Bring Kids Back NY lobbies for 5-day-a-week school
Fort Montgomery’s Kristen O’Dell and several other community parents — local members of Bring Kids Back NY, an advocacy group lobbying for children to go back to school five days a week — travelled to Albany on Monday to rally at the state capital.
The group is also encouraging leaders from across the state to create uniform reopening standards statewide and to allocate money in the state budget to reopening efforts.
“We had about 50-60 people at the rally from all over the capital area and Hudson valley,” O’Dell said on Tuesday. “We met at West Capital Park and marched by State Health Department, State Education Department, and then to the concourse of the capital building.”
She added the group had about a dozen children with them.
O’Dell was grateful for the support of a familiar face once she and the group assembled.
“Assemblyman Colin Schmitt marched with us and Assemblyman Michael Reilly met with us and talked for a long time,” she said. “They listened to individual stories of frontline workers who need schools open so they can work, of parents with children who have autism and how virtual learning has caused regressions in any progress they have made, and of parents with kids who have newly developed mental disorders including depression, anxiety, and self harm.”
Most importantly, the group got considerable press coverage, she said, and she hopes that means Governor Andrew Cuomo and Health Commissioner Dr. Howard Zucker noticed them.
“It was a beautiful day and we enjoyed meeting leaders in this movement from all over our state,” she said, commenting that she rang a school bell as she walked which she felt was very appropriate.
“In my speeches I called attention to how the children, specifically, were here because they have no in-person learning,” she said. “But, of course, they should be in school on a Monday.”
O’Dell acknowledged that as the HF-FMCSD continues with its reopening plans, her oldest son will return to school five days per week after Spring Break,
“Many are confused at why I continue advocating. But I rally for every child in New York — not just my own,” she said.
O’Dell, who has already announced she is running for a seat on the Highland Falls-Fort Montgomery Central School Board this spring, encouraged others rallying to do the same.

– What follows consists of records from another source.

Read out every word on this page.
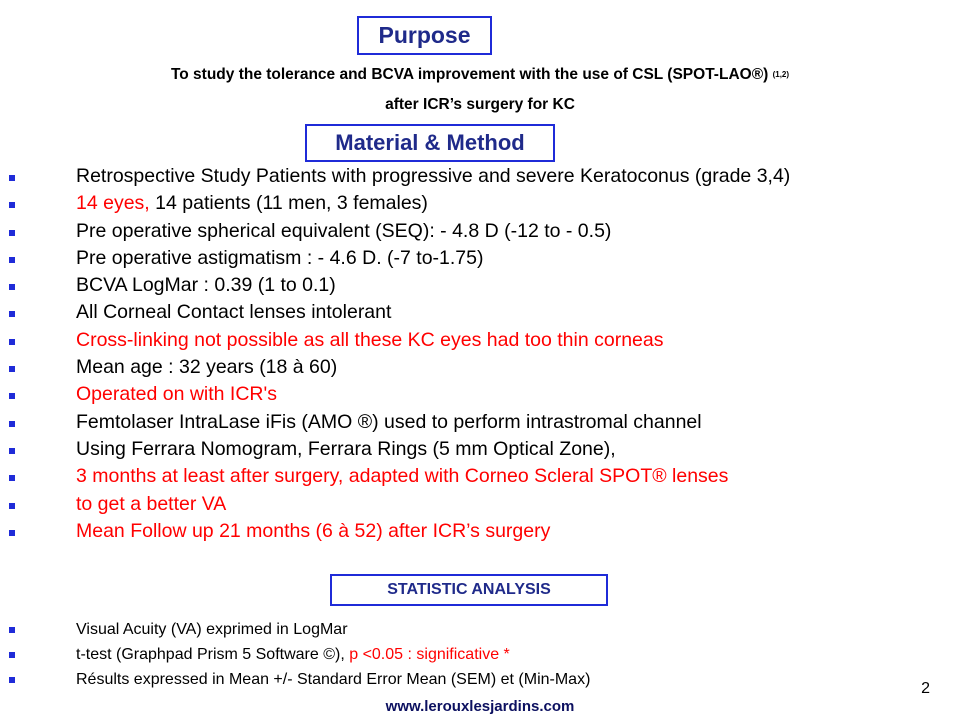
Purpose
To study the tolerance and BCVA improvement with the use of CSL (SPOT-LAO®) $^{(1,2)}$
after ICR’s surgery for KC
Material & Method
Retrospective Study Patients with progressive and severe Keratoconus (grade 3,4)
14 eyes, 14 patients (11 men, 3 females)
Pre operative spherical equivalent (SEQ): - 4.8 D (-12 to - 0.5)
Pre operative astigmatism : - 4.6 D. (-7 to-1.75)
BCVA LogMar : 0.39 (1 to 0.1)
All Corneal Contact lenses intolerant
Cross-linking not possible as all these KC eyes had too thin corneas
Mean age : 32 years (18 à 60)
Operated on with ICR's
Femtolaser IntraLase iFis (AMO ®) used to perform intrastromal channel
Using Ferrara Nomogram, Ferrara Rings (5 mm Optical Zone),
3 months at least after surgery, adapted with Corneo Scleral SPOT® lenses
to get a better VA
Mean Follow up 21 months (6 à 52) after ICR’s surgery
STATISTIC ANALYSIS
Visual Acuity (VA) exprimed in LogMar
t-test (Graphpad Prism 5 Software ©), p <0.05 : significative *
Résults expressed in Mean +/- Standard Error Mean (SEM) et (Min-Max)
2
www.lerouxlesjardins.com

“I encouraged parents to run for their School Boards and local and county legislation so we can be in positions of decision-making so this never happens again,” she said.
Last week, the CDC issued guidance allowing three feet between students’ desks, relaxing a strict six-foot distancing mandate.

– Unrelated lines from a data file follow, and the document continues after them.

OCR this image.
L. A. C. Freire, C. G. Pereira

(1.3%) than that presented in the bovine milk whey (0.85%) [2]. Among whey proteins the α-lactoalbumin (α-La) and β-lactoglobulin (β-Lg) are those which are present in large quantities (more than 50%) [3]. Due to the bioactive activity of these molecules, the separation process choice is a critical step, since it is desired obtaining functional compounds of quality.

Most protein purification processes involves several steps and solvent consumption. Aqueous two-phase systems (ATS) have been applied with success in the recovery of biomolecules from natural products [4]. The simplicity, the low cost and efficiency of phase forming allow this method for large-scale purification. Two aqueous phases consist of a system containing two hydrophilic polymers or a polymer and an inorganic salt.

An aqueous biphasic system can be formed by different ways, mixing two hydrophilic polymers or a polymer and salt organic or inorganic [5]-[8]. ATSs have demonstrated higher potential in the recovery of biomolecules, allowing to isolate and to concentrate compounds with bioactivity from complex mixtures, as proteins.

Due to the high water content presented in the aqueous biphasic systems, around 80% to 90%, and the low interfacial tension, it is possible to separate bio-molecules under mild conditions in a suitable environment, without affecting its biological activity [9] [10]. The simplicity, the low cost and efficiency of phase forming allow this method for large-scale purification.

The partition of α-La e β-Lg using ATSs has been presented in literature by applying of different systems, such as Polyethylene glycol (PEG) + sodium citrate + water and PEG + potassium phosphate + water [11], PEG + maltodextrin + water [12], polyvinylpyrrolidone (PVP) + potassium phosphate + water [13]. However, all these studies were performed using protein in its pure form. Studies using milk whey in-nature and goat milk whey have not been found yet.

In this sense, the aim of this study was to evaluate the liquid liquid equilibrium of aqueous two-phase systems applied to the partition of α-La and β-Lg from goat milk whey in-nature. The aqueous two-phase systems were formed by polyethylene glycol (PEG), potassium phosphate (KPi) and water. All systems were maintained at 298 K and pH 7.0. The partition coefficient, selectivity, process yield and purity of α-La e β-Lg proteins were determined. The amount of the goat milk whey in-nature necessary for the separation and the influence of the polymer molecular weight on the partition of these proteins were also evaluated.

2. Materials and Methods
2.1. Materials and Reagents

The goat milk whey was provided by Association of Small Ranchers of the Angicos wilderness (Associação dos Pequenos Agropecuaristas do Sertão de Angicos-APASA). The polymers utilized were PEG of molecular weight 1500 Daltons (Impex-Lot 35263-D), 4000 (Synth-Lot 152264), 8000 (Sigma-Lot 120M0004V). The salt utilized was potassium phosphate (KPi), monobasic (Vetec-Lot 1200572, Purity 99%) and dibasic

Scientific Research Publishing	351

O’Dell said her group members were happy to hear that.
“While we are ecstatic that the CDC lowered their spacing guidelines from 6 to 3 feet, we want New York’s Department of Health to adopt them and for the governor to make an executive order for schools to open,” she said. “We need the guidance because County Health Departments are all doing something different with opening and quarantine guidelines. There needs to be better guidance from the top down. The discrepancies between counties and districts is unacceptable.”
Social distancing guidelines, combined with space constraints, have been the most significant hurdle for districts trying to bring students back full time.
Earlier Monday morning. O’Dell had appeared on the Fox News morning show, interviewed along with several other parents about why she formed the group.